Avevo ritrovato quello zufolo, quel particolare suono che emettevo tra me e me: una sorta di fischio intermittente, giocoso e ritmico, che mi coglieva quando ero particolarmente soddisfatto. Me ne accorgevo in quell'attimo, in quello spaccato di sole, di déja vu e di infinitezza, in cui mi ero concesso di rivivere un frammento della mia esistenza: un terrazzo, i panni stesi al sole, e io che zufolavo. Lo avrei potuto riconoscere solo io. A quanto pare, in quel momento ero stato così in pace. Capivo solo ora che lo zufolo era il risultato di tale stato d'animo, e non il contrario.
Peccato che sulla Terra passiamo tutto il tempo a essere inconsapevoli delle nostre azioni. Nonostante questo, amiamo la commedia con tutto il cuore.
É bello essere vivi".
Teo / Tegas

La Terra degli Dei

Si riconobbero in terra d'Egitto, in un'antichità appena sfiorata dalla conoscenza dell'uomo moderno, dove la connessione con l'Universo era ancora totale. Non appartenevano alla stessa struttura sociale. Vi erano influenze distinte, provenienti dall'antico continente atlantideo, da cui entrambi discendevano. Forse fu questo a generare l'amore tra loro: un incontro, durante le ritualità popolari, nelle feste riservate alle iniziazioni, dove Iruma presenziava come sacerdotessa.

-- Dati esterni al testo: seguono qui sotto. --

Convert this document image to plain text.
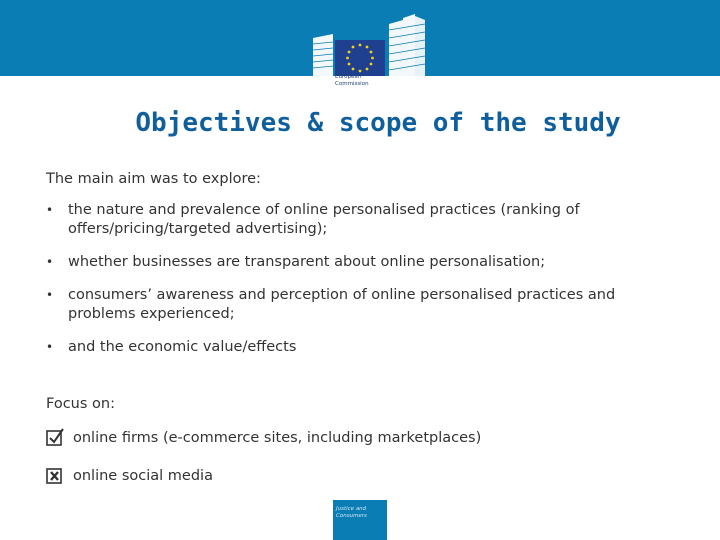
European
Commission
Objectives & scope of the study
The main aim was to explore:
• the nature and prevalence of online personalised practices (ranking of offers/pricing/targeted advertising);
• whether businesses are transparent about online personalisation;
• consumers’ awareness and perception of online personalised practices and problems experienced;
• and the economic value/effects
Focus on:
online firms (e-commerce sites, including marketplaces)
online social media
Justice and
Consumers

A quel tempo il rapporto con la Natura era totale. Gli uomini non avevano ancora confuso l'amore con il potere. La società era armoniosa, fondata sulla comunità e sulle leggi spirituali tramandate dai divini fondatori: Poseidone, Ra, Iside e Osiride.
Se non fosse per gli scavi e le scoperte archeologiche, si potrebbe pensare alla civiltà egizia pre-faraonica come a un'opera di fantasia. Parlo di popolazioni vissute 5000 anni prima di Gesù: settanta secoli prima di voi. Un tempo inesplorato, e per questo più puro.

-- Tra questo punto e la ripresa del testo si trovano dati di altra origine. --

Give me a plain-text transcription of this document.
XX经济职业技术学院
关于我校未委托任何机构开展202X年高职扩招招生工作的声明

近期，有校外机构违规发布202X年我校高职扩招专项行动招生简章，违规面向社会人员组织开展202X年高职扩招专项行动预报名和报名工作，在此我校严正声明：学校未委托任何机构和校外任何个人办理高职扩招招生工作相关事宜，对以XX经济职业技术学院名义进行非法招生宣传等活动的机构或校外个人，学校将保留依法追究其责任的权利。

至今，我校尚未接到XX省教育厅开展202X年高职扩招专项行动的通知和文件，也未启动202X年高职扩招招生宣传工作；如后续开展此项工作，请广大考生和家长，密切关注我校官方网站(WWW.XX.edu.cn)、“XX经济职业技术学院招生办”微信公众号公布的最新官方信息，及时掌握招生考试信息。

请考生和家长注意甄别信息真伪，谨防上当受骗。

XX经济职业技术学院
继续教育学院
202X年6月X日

L'era di cui narro appartiene è talmente remoto da sembrare fantastico. Quasi come Atlantide, la cui eredità fungeva da ponte, tra il fondo del mare e la terra di Iside e Poseidone. Il mito narra che Poseidone si innamorò di Clito, donna mortale, e da lei nacquero i dieci re dell'isola. Anche se Poseidone è una divinità greca, nella storia si intreccia con figure mediterranee e egizie.
Sì, lo so: secondo le fonti storiche, non esistono documenti originali che parlino direttamente di Atlantide nella mitologia egizia. Ma Platone, nel "Timeo e Crizia" racconta che Solone, in visita a Sais, ascoltò dai sacerdoti egizi la storia di una grande potenza marittima scomparsa per cataclisma: Atlantide, oltre le Colonne d'Ercole, divisa in dieci zone governate dai figli di Poseidone, inabissata misteriosamente nel giro di una notte.

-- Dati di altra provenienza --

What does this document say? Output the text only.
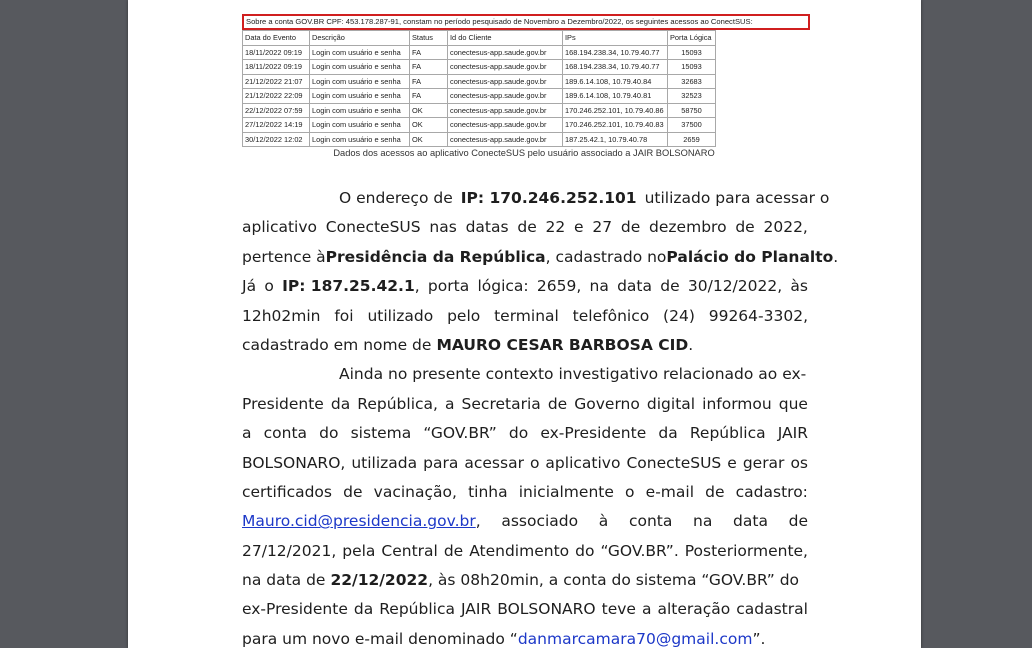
Sobre a conta GOV.BR CPF: 453.178.287-91, constam no período pesquisado de Novembro a Dezembro/2022, os seguintes acessos ao ConectSUS:
Data do Evento	Descrição	Status	Id do Cliente	IPs	Porta Lógica
18/11/2022 09:19	Login com usuário e senha	FA	conectesus-app.saude.gov.br	168.194.238.34, 10.79.40.77	15093
18/11/2022 09:19	Login com usuário e senha	FA	conectesus-app.saude.gov.br	168.194.238.34, 10.79.40.77	15093
21/12/2022 21:07	Login com usuário e senha	FA	conectesus-app.saude.gov.br	189.6.14.108, 10.79.40.84	32683
21/12/2022 22:09	Login com usuário e senha	FA	conectesus-app.saude.gov.br	189.6.14.108, 10.79.40.81	32523
22/12/2022 07:59	Login com usuário e senha	OK	conectesus-app.saude.gov.br	170.246.252.101, 10.79.40.86	58750
27/12/2022 14:19	Login com usuário e senha	OK	conectesus-app.saude.gov.br	170.246.252.101, 10.79.40.83	37500
30/12/2022 12:02	Login com usuário e senha	OK	conectesus-app.saude.gov.br	187.25.42.1, 10.79.40.78	2659
Dados dos acessos ao aplicativo ConecteSUS pelo usuário associado a JAIR BOLSONARO
O endereço de IP: 170.246.252.101 utilizado para acessar o
aplicativo ConecteSUS nas datas de 22 e 27 de dezembro de 2022,
pertence à Presidência da República , cadastrado no Palácio do Planalto .
Já o IP: 187.25.42.1, porta lógica: 2659, na data de 30/12/2022, às
12h02min foi utilizado pelo terminal telefônico (24) 99264-3302,
cadastrado em nome de MAURO CESAR BARBOSA CID .
Ainda no presente contexto investigativo relacionado ao ex-
Presidente da República, a Secretaria de Governo digital informou que
a conta do sistema “GOV.BR” do ex-Presidente da República JAIR
BOLSONARO, utilizada para acessar o aplicativo ConecteSUS e gerar os
certificados de vacinação, tinha inicialmente o e-mail de cadastro:
Mauro.cid@presidencia.gov.br, associado à conta na data de
27/12/2021, pela Central de Atendimento do “GOV.BR”. Posteriormente,
na data de 22/12/2022 , às 08h20min, a conta do sistema “GOV.BR” do
ex-Presidente da República JAIR BOLSONARO teve a alteração cadastral
para um novo e-mail denominado “ danmarcamara70@gmail.com ”.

La nostra epoca è antica non solo perché lontana nel tempo, ma perché profonda nel vissuto. Voi siete Figli della Luce. Avete già attraversato mille civiltà interiori, anche se il calendario dice che siete nel presente.
Qui siamo oltre le cronache. Significa che ciò che avete vissuto nella vostra origine arcaica non si lascia facilmente registrare. Lo scorrere del tempo non si misura con eventi, ma con esperienze indelebili.
Emozioni che non hanno data.
Ferite che non hanno diagnosi moderne.
Amori che non hanno luogo geografico.
Vivete in un tempo che ha memoria di tutto e di niente.
Delle divinità che avete dimenticato.
Dei miti e degli archetipi che vi abitano ancora.
Dei gesti che ripetete, senza sapere da dove vengano.
Quando Iruma entrava nel tempio non era una donna del XXI secolo. Era una sacerdotessa, una pellegrina, una figlia di Iside. E Tegas, che la osservava, era un uomo che aveva imparato a stare in silenzio davanti al Mistero.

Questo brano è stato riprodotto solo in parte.